そうであれば、筋肉への負荷までリセットされる可能性がある。
対応が早いのも、悪いことではない。むしろ歓迎すべきことだ。
小首をかしげて考えていた彼だが。
「うー、ん?」
ふと、フランシスコは違和感を覚えて自分の体を見下ろして。
自分の|腹部に大穴が開いている《・・・・・・・・・・・》ことに気付いた。
「あら、ららら、これは」
どこか、力の抜けたような、実際に内臓が焼けているので力が抜けているパンの声を聞いて、隠れていたものが姿を現す。

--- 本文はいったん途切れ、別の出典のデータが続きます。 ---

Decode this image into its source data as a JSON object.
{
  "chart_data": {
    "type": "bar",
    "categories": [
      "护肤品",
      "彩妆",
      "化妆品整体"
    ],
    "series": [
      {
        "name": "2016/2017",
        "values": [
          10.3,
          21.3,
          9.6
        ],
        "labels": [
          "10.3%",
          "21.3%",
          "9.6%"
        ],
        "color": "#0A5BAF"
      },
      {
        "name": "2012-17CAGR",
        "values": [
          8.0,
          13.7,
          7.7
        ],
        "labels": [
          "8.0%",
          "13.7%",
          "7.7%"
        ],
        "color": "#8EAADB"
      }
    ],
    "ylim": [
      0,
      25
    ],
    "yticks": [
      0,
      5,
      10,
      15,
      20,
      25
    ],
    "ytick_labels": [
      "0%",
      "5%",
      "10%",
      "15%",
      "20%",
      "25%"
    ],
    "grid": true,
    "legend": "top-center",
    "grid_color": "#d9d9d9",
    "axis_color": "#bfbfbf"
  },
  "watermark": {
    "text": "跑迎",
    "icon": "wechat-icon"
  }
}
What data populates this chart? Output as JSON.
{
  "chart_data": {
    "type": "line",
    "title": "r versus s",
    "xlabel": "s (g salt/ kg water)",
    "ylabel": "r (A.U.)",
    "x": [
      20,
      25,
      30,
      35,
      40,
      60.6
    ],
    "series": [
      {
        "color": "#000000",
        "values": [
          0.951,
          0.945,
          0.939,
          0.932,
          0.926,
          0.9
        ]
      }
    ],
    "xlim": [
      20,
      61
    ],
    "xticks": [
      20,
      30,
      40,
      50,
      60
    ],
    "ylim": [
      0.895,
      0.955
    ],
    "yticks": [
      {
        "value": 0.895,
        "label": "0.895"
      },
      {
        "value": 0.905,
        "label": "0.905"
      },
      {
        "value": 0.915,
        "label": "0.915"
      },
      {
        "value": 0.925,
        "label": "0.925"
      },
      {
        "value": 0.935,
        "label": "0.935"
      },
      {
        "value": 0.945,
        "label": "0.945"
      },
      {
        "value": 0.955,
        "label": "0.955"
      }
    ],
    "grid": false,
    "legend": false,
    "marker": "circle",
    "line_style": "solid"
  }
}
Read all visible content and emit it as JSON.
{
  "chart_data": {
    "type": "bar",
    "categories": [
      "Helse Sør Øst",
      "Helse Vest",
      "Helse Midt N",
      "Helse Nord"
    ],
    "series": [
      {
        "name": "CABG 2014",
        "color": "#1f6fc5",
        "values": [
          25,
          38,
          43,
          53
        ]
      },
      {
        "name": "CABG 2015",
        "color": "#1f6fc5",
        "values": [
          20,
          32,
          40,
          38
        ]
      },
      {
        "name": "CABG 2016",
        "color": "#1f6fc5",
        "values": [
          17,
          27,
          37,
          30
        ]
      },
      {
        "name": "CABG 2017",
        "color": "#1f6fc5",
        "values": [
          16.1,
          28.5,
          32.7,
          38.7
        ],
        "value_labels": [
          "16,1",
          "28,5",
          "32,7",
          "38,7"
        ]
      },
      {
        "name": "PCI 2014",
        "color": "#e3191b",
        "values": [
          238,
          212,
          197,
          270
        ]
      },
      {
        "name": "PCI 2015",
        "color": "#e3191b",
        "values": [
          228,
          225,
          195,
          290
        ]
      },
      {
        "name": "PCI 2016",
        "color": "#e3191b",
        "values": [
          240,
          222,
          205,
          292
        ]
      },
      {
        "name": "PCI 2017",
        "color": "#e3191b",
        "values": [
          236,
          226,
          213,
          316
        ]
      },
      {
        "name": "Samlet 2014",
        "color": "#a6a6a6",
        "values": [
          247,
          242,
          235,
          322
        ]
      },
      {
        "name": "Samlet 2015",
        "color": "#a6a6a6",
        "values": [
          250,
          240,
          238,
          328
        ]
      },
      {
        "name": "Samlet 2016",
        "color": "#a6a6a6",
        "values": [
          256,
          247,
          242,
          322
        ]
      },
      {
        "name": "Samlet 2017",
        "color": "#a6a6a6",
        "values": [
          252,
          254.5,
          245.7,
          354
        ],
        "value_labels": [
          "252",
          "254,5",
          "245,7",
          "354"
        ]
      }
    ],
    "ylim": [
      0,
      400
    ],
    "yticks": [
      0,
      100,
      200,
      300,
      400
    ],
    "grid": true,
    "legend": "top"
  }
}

それはオレンジ色の人の形をしたもの――ライト・シルフという名の精霊だった。
その精霊は光の扱いに長けており、光学迷彩で姿を今まで消していた。
それ故に、生徒のだれも、気づけなかった。
そして、パンが一人になったところで攻勢に転じ、防御貫通の光線を放ったのだ。
パンを狙ったのは、莫大な経験値を狙ってのことか、見た目が幼く弱く、組みしやすそうであると判断したからか。
あるいはその両方か。
いずれにせよ、ライト・シルフはパンに致命傷を与え、
「【エクスヒール】」
――られなかった。
彼の宣言とともに、一瞬で穴がふさがる。
それどころか、血の跡すらなく、服まで治っている。
「あっぶな、【エクス・オートリバース】だけじゃ間に合わなかったかも」
胴に穴をあけられたにもかかわらず、パンは飄々としている。
まるで、「擦り傷着いたけど、唾つけときゃ治るだろ」とでもいうかのように。
いや、実際に治してしまって、平然としていた。
「キシャアアアアア!」
「ああ、そうだ思い出した」
自身の攻撃を受けてもなお、落ち着きを崩さず、まったく効いていないパン。
その様子に狼狽したライト・シルフは、奇声を発してとびかかる。
それに対して〈教皇〉は人差し指を向けてたった一言。
「――【教皇権限】」
それだけで終わり。
ライト・シルフは一瞬で消失した。
まるで最初から何もいなかったかのように、一切の痕跡を遺さず消え失せた。
「いやあ、なるほど。やっと思い出したよ、ハンバートね」
パンは、先ほどまでの戦いや自分の傷は全く気にせず、
うんうんとうなずいている。
見た目十代前半の少年がうんうんとうなずいているさまは可愛らしくも映るだろう。
「ハンバートねえ、かつて私が消したはずの村の生き残りかあ。どうしよっかなあ、消すべきかな?消すしかないよなあ?」
彼のやってきたことと、彼の考えていることを知らなければ、だが。
「まーでも、あそこにいるってことは誰かの弟子ってことだよね。とりあえず様子見しようかな」
筋力トレーニングのことまで考慮すると、かなり候補は絞られる。
「色々根回しとかまで考えると、ひと月くらいかかっちゃいそうだなあ。急がないとね」
なんでもないことのように、食事を何にするか考えて決めたかのように一人でうんうんとうなずいて、〈教皇〉は教室を後にした。
後には、人っ子一人いなかった。
ただ、換気のためにあけられた窓から、風が強く吹いていた。